Okazuje się, że aż co 50. z nich w ciągu pięciu lat od ukończenia studiów nie może znaleźć pracy. Połowa osób, które ukończyły uniwersytety deklaruje, że gdyby mogła cofnąć czas, nie zdecydowałaby się ponownie na te same studia.
W dużo lepszej sytuacji są absolwenci szkół technicznych. Aż 80 % z nich pracuje w wyuocznym zawodzie, zarabiając grubo powyżej średniej krajowej. Ich atutem jest doskonała znajmość obsługi komputera, sprawne i efektywne organizowanie własnej pracy i planowanie realizacji zadań, a także umiejętność pracy pod presją.

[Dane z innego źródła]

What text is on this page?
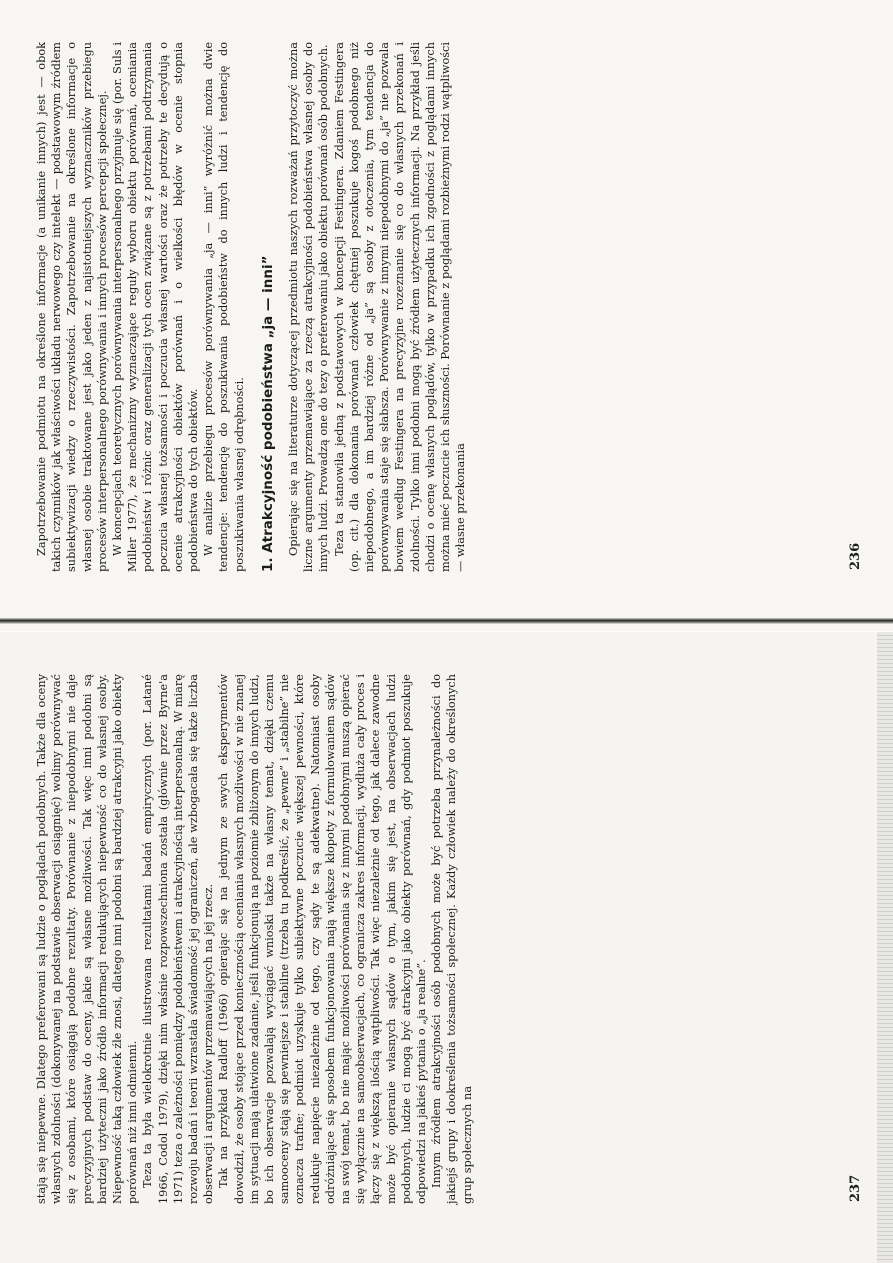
Zapotrzebowanie podmiotu na określone informacje (a unikanie innych) jest — obok takich czynników jak właściwości układu nerwowego czy intelekt — podstawowym źródłem subiektywizacji wiedzy o rzeczywistości. Zapotrzebowanie na określone informacje o własnej osobie traktowane jest jako jeden z najistotniejszych wyznaczników przebiegu procesów interpersonalnego porównywania i innych procesów percepcji społecznej. W koncepcjach teoretycznych porównywania interpersonalnego przyjmuje się (por. Suls i Miller 1977), że mechanizmy wyznaczające reguły wyboru obiektu porównań, oceniania podobieństw i różnic oraz generalizacji tych ocen związane są z potrzebami podtrzymania poczucia własnej tożsamości i poczucia własnej wartości oraz że potrzeby te decydują o ocenie atrakcyjności obiektów porównań i o wielkości błędów w ocenie stopnia podobieństwa do tych obiektów. W analizie przebiegu procesów porównywania „ja — inni” wyróżnić można dwie tendencje: tendencję do poszukiwania podobieństw do innych ludzi i tendencję do poszukiwania własnej odrębności. 1. Atrakcyjność podobieństwa „ja — inni” Opierając się na literaturze dotyczącej przedmiotu naszych rozważań przytoczyć można liczne argumenty przemawiające za rzeczą atrakcyjności podobieństwa własnej osoby do innych ludzi. Prowadzą one do tezy o preferowaniu jako obiektu porównań osób podobnych. Teza ta stanowiła jedną z podstawowych w koncepcji Festingera. Zdaniem Festingera (op. cit.) dla dokonania porównań człowiek chętniej poszukuje kogoś podobnego niż niepodobnego, a im bardziej różne od „ja” są osoby z otoczenia, tym tendencja do porównywania staje się słabsza. Porównywanie z innymi niepodobnymi do „ja” nie pozwala bowiem według Festingera na precyzyjne rozeznanie się co do własnych przekonań i zdolności. Tylko inni podobni mogą być źródłem użytecznych informacji. Na przykład jeśli chodzi o ocenę własnych poglądów, tylko w przypadku ich zgodności z poglądami innych można mieć poczucie ich słuszności. Porównanie z poglądami rozbieżnymi rodzi wątpliwości — własne przekonania	236

stają się niepewne. Dlatego preferowani są ludzie o poglądach podobnych. Także dla oceny własnych zdolności (dokonywanej na podstawie obserwacji osiągnięć) wolimy porównywać się z osobami, które osiągają podobne rezultaty. Porównanie z niepodobnymi nie daje precyzyjnych podstaw do oceny, jakie są własne możliwości. Tak więc inni podobni są bardziej użyteczni jako źródło informacji redukujących niepewność co do własnej osoby. Niepewność taką człowiek źle znosi, dlatego inni podobni są bardziej atrakcyjni jako obiekty porównań niż inni odmienni. Teza ta była wielokrotnie ilustrowana rezultatami badań empirycznych (por. Latané 1966, Codol 1979), dzięki nim właśnie rozpowszechniona została (głównie przez Byrne'a 1971) teza o zależności pomiędzy podobieństwem i atrakcyjnością interpersonalną. W miarę rozwoju badań i teorii wzrastała świadomość jej ograniczeń, ale wzbogacała się także liczba obserwacji i argumentów przemawiających na jej rzecz. Tak na przykład Radloff (1966) opierając się na jednym ze swych eksperymentów dowodził, że osoby stojące przed koniecznością oceniania własnych możliwości w nie znanej im sytuacji mają ułatwione zadanie, jeśli funkcjonują na poziomie zbliżonym do innych ludzi, bo ich obserwacje pozwalają wyciągać wnioski także na własny temat, dzięki czemu samooceny stają się pewniejsze i stabilne (trzeba tu podkreślić, że „pewne” i „stabilne” nie oznacza trafne; podmiot uzyskuje tylko subiektywne poczucie większej pewności, które redukuje napięcie niezależnie od tego, czy sądy te są adekwatne). Natomiast osoby odróżniające się sposobem funkcjonowania mają większe kłopoty z formułowaniem sądów na swój temat, bo nie mając możliwości porównania się z innymi podobnymi muszą opierać się wyłącznie na samoobserwacjach, co ogranicza zakres informacji, wydłuża cały proces i łączy się z większą ilością wątpliwości. Tak więc niezależnie od tego, jak dalece zawodne może być opieranie własnych sądów o tym, jakim się jest, na obserwacjach ludzi podobnych, ludzie ci mogą być atrakcyjni jako obiekty porównań, gdy podmiot poszukuje odpowiedzi na jakieś pytania o „ja realne”. Innym źródłem atrakcyjności osób podobnych może być potrzeba przynależności do jakiejś grupy i dookreślenia tożsamości społecznej. Każdy człowiek należy do określonych grup społecznych na	237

Ogólnie rzecz biorąc, okazuje się, że absolwenci szkół technicznych znacznie lepiej radzą sobie na rynku pracy, niż ich rówieśnicy, ktorzy ukończyli kierunki humanistyczne. Potrafią aktywnie poszukiwać pracy, korzystając z pośrednictwa Internetu lub zgłaszając się bezpośrednio do pracodawcy, nie boją się nowych wyzwań z i ryzyka.
Jedynym ich mankamentem jest niezbyt dobra znajmość języków obcych. Jednak przy odrobinie wysiłku z łatwością nadrobią to we własnym zakresie.